BM: Not a specific moment working as a consultant or practitioner but as soon as I read about the The Service-Profit Chain, and having worked in frontline service and sales roles for many years, intuitively I knew it was right. It’s why with any CX consulting I do, I always start by looking at the culture: the organisation’s reason for existence, it’s vision, mission, and values, how people are hired, fired, and promoted, and results of employee surveys.
MA: What do you think are think are the most important developments in CX over the last 5 – 10 years?
BM: Here in Australia where we lag behind the US and UK, I think the most important development I’ve seen since starting CXpert is the acceptance of CX management as a means of attracting and retaining customers. In 2024, Australian organisations are much more likely to have a CX strategy that guides their investments and decisions whereas ten years ago I found I was doing a lot of explaining around what CX was and why it was needed. A decade ago in the US and UK, the benefits of differentiating based on service were well understood. These markets are much more competitive than in Australia where, as an oligopoly, a maximum of four main companies dominate virtually every industry.
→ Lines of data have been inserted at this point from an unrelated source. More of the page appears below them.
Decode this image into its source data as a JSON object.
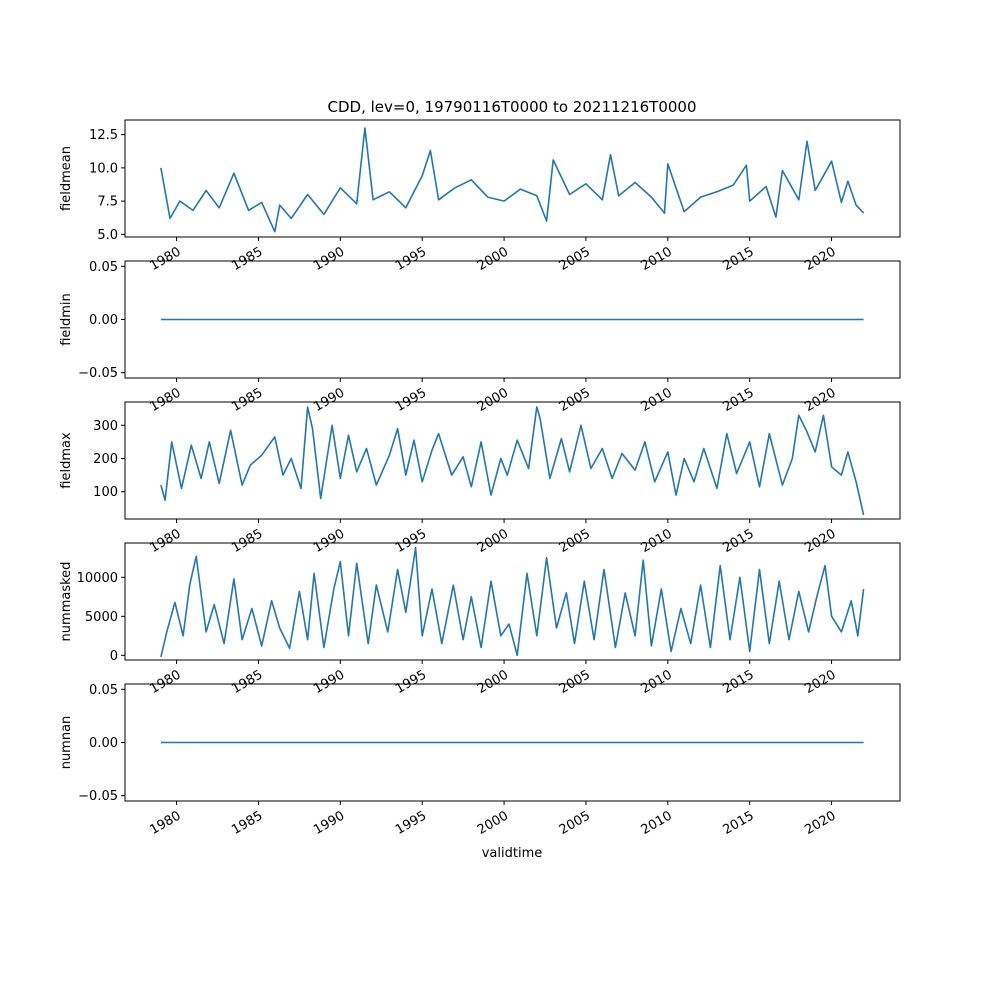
{
  "title": "CDD, lev=0, 19790116T0000 to 20211216T0000",
  "line_color": "#1f77b4",
  "chart_data": {
    "type": "line",
    "title": "CDD, lev=0, 19790116T0000 to 20211216T0000",
    "xlabel": "validtime",
    "x_range": [
      "1979-01-16",
      "2021-12-16"
    ],
    "x_ticks": [
      "1980",
      "1985",
      "1990",
      "1995",
      "2000",
      "2005",
      "2010",
      "2015",
      "2020"
    ],
    "x_tick_years": [
      1980,
      1985,
      1990,
      1995,
      2000,
      2005,
      2010,
      2015,
      2020
    ],
    "x_lim_years": [
      1976.85,
      2024.18
    ],
    "grid": false,
    "legend": "none",
    "panels": [
      {
        "name": "fieldmean",
        "ylabel": "fieldmean",
        "ylim": [
          4.8,
          13.6
        ],
        "y_ticks": [
          "5.0",
          "7.5",
          "10.0",
          "12.5"
        ],
        "y_tick_values": [
          5.0,
          7.5,
          10.0,
          12.5
        ],
        "series": [
          {
            "x_years": [
              1979.04,
              1979.6,
              1980.2,
              1981.0,
              1981.8,
              1982.6,
              1983.5,
              1984.4,
              1985.2,
              1986.0,
              1986.3,
              1987.0,
              1988.0,
              1989.0,
              1990.0,
              1991.0,
              1991.5,
              1992.0,
              1993.0,
              1994.0,
              1995.0,
              1995.5,
              1996.0,
              1997.0,
              1998.0,
              1999.0,
              2000.0,
              2001.0,
              2002.0,
              2002.6,
              2003.0,
              2004.0,
              2005.0,
              2006.0,
              2006.5,
              2007.0,
              2008.0,
              2009.0,
              2009.8,
              2010.0,
              2011.0,
              2012.0,
              2013.0,
              2014.0,
              2014.8,
              2015.0,
              2016.0,
              2016.6,
              2017.0,
              2018.0,
              2018.5,
              2019.0,
              2020.0,
              2020.6,
              2021.0,
              2021.5,
              2021.96
            ],
            "y": [
              10.0,
              6.2,
              7.5,
              6.8,
              8.3,
              7.0,
              9.6,
              6.8,
              7.4,
              5.2,
              7.2,
              6.2,
              8.0,
              6.5,
              8.5,
              7.3,
              13.0,
              7.6,
              8.2,
              7.0,
              9.4,
              11.3,
              7.6,
              8.5,
              9.1,
              7.8,
              7.5,
              8.4,
              7.9,
              6.0,
              10.6,
              8.0,
              8.8,
              7.6,
              11.0,
              7.9,
              8.9,
              7.8,
              6.6,
              10.3,
              6.7,
              7.8,
              8.2,
              8.7,
              10.2,
              7.5,
              8.6,
              6.3,
              9.8,
              7.6,
              12.0,
              8.3,
              10.5,
              7.4,
              9.0,
              7.2,
              6.6
            ]
          }
        ]
      },
      {
        "name": "fieldmin",
        "ylabel": "fieldmin",
        "ylim": [
          -0.055,
          0.055
        ],
        "y_ticks": [
          "−0.05",
          "0.00",
          "0.05"
        ],
        "y_tick_values": [
          -0.05,
          0.0,
          0.05
        ],
        "series": [
          {
            "x_years": [
              1979.04,
              2021.96
            ],
            "y": [
              0.0,
              0.0
            ]
          }
        ]
      },
      {
        "name": "fieldmax",
        "ylabel": "fieldmax",
        "ylim": [
          18,
          370
        ],
        "y_ticks": [
          "100",
          "200",
          "300"
        ],
        "y_tick_values": [
          100,
          200,
          300
        ],
        "series": [
          {
            "x_years": [
              1979.04,
              1979.3,
              1979.7,
              1980.3,
              1980.9,
              1981.5,
              1982.0,
              1982.6,
              1983.3,
              1984.0,
              1984.5,
              1985.2,
              1986.0,
              1986.5,
              1987.0,
              1987.6,
              1988.0,
              1988.3,
              1988.8,
              1989.5,
              1990.0,
              1990.5,
              1991.0,
              1991.6,
              1992.2,
              1993.0,
              1993.5,
              1994.0,
              1994.5,
              1995.0,
              1995.6,
              1996.0,
              1996.8,
              1997.5,
              1998.0,
              1998.6,
              1999.2,
              1999.8,
              2000.2,
              2000.8,
              2001.5,
              2002.0,
              2002.2,
              2002.8,
              2003.5,
              2004.0,
              2004.7,
              2005.3,
              2006.0,
              2006.6,
              2007.2,
              2008.0,
              2008.6,
              2009.2,
              2010.0,
              2010.5,
              2011.0,
              2011.6,
              2012.2,
              2013.0,
              2013.6,
              2014.2,
              2015.0,
              2015.6,
              2016.2,
              2017.0,
              2017.6,
              2018.0,
              2018.5,
              2019.0,
              2019.5,
              2020.0,
              2020.6,
              2021.0,
              2021.5,
              2021.96
            ],
            "y": [
              120,
              75,
              250,
              110,
              240,
              140,
              250,
              125,
              285,
              120,
              180,
              210,
              265,
              150,
              200,
              110,
              355,
              290,
              80,
              300,
              140,
              270,
              160,
              230,
              120,
              210,
              290,
              150,
              255,
              130,
              225,
              275,
              150,
              205,
              115,
              250,
              90,
              200,
              150,
              255,
              170,
              355,
              320,
              140,
              260,
              160,
              300,
              170,
              230,
              140,
              215,
              165,
              250,
              130,
              220,
              90,
              200,
              130,
              230,
              110,
              275,
              155,
              250,
              115,
              275,
              120,
              200,
              330,
              280,
              220,
              330,
              175,
              150,
              220,
              130,
              30
            ]
          }
        ]
      },
      {
        "name": "nummasked",
        "ylabel": "nummasked",
        "ylim": [
          -600,
          14400
        ],
        "y_ticks": [
          "0",
          "5000",
          "10000"
        ],
        "y_tick_values": [
          0,
          5000,
          10000
        ],
        "series": [
          {
            "x_years": [
              1979.04,
              1979.4,
              1979.9,
              1980.4,
              1980.8,
              1981.2,
              1981.8,
              1982.3,
              1982.9,
              1983.5,
              1984.0,
              1984.6,
              1985.2,
              1985.8,
              1986.3,
              1986.9,
              1987.5,
              1988.0,
              1988.4,
              1989.0,
              1989.6,
              1990.0,
              1990.5,
              1991.0,
              1991.7,
              1992.2,
              1992.9,
              1993.5,
              1994.0,
              1994.6,
              1995.0,
              1995.6,
              1996.2,
              1996.9,
              1997.5,
              1998.0,
              1998.6,
              1999.2,
              1999.8,
              2000.3,
              2000.8,
              2001.4,
              2002.0,
              2002.6,
              2003.2,
              2003.8,
              2004.3,
              2004.9,
              2005.5,
              2006.1,
              2006.8,
              2007.4,
              2008.0,
              2008.5,
              2009.0,
              2009.6,
              2010.2,
              2010.8,
              2011.4,
              2012.0,
              2012.6,
              2013.2,
              2013.8,
              2014.4,
              2015.0,
              2015.6,
              2016.2,
              2016.8,
              2017.4,
              2018.0,
              2018.6,
              2019.1,
              2019.6,
              2020.0,
              2020.6,
              2021.2,
              2021.6,
              2021.96
            ],
            "y": [
              -200,
              3000,
              6800,
              2500,
              9000,
              12700,
              3000,
              6500,
              1500,
              9800,
              2000,
              6000,
              1200,
              7000,
              3500,
              900,
              8200,
              2000,
              10500,
              1000,
              8500,
              12000,
              2500,
              11800,
              1500,
              9000,
              3000,
              11000,
              5500,
              13800,
              2500,
              8500,
              1500,
              9000,
              2000,
              7500,
              1000,
              9500,
              2500,
              4000,
              0,
              10500,
              2500,
              12500,
              3500,
              8000,
              1500,
              9500,
              2000,
              11000,
              1000,
              8000,
              2500,
              12200,
              1200,
              8500,
              500,
              6000,
              1500,
              9000,
              1000,
              11500,
              2000,
              10000,
              500,
              11000,
              1500,
              9500,
              2000,
              8200,
              3000,
              7500,
              11500,
              5000,
              3000,
              7000,
              2500,
              8500
            ]
          }
        ]
      },
      {
        "name": "numnan",
        "ylabel": "numnan",
        "ylim": [
          -0.055,
          0.055
        ],
        "y_ticks": [
          "−0.05",
          "0.00",
          "0.05"
        ],
        "y_tick_values": [
          -0.05,
          0.0,
          0.05
        ],
        "series": [
          {
            "x_years": [
              1979.04,
              2021.96
            ],
            "y": [
              0.0,
              0.0
            ]
          }
        ]
      }
    ]
  }
}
MA: What trends do you believe will impact the industry in the future?
BM: Right now, generative AI has the potential to make a huge impact on customer experience. It levels the playing field by giving smaller companies access to features that previously were only available to enterprises with deep pockets. Things like 24/7 availability with chatbots, predictive analytics, personalisation, feedback analysis, and proactive issue resolution. They give SMB’s the opportunity to elevate their CX and compete in ways they previously couldn’t.
MA: What would you advise other CX leaders to do to stay connected with their people and customers?
BM: Get away from your desk and spend time where the action is. If you have a contact centre, spend a day on the phones. If you have a bricks and mortar store, go and watch how customers move through it and interact with your products. Listen to the questions they’re asking and watch how they’re interacting with your employees. Spend a day on the road with your salespeople or service technicians. Spend time watching your customers use your products. The scientific name for this is ethnography and if you ask a research company to do it for you, they’ll probably charge you a bomb but there’s nothing to stop you doing it yourself and gaining your own valuable insights. You can learn a lot from reading customer feedback reports. But you can learn so much more by spending time with customers and people on the front line.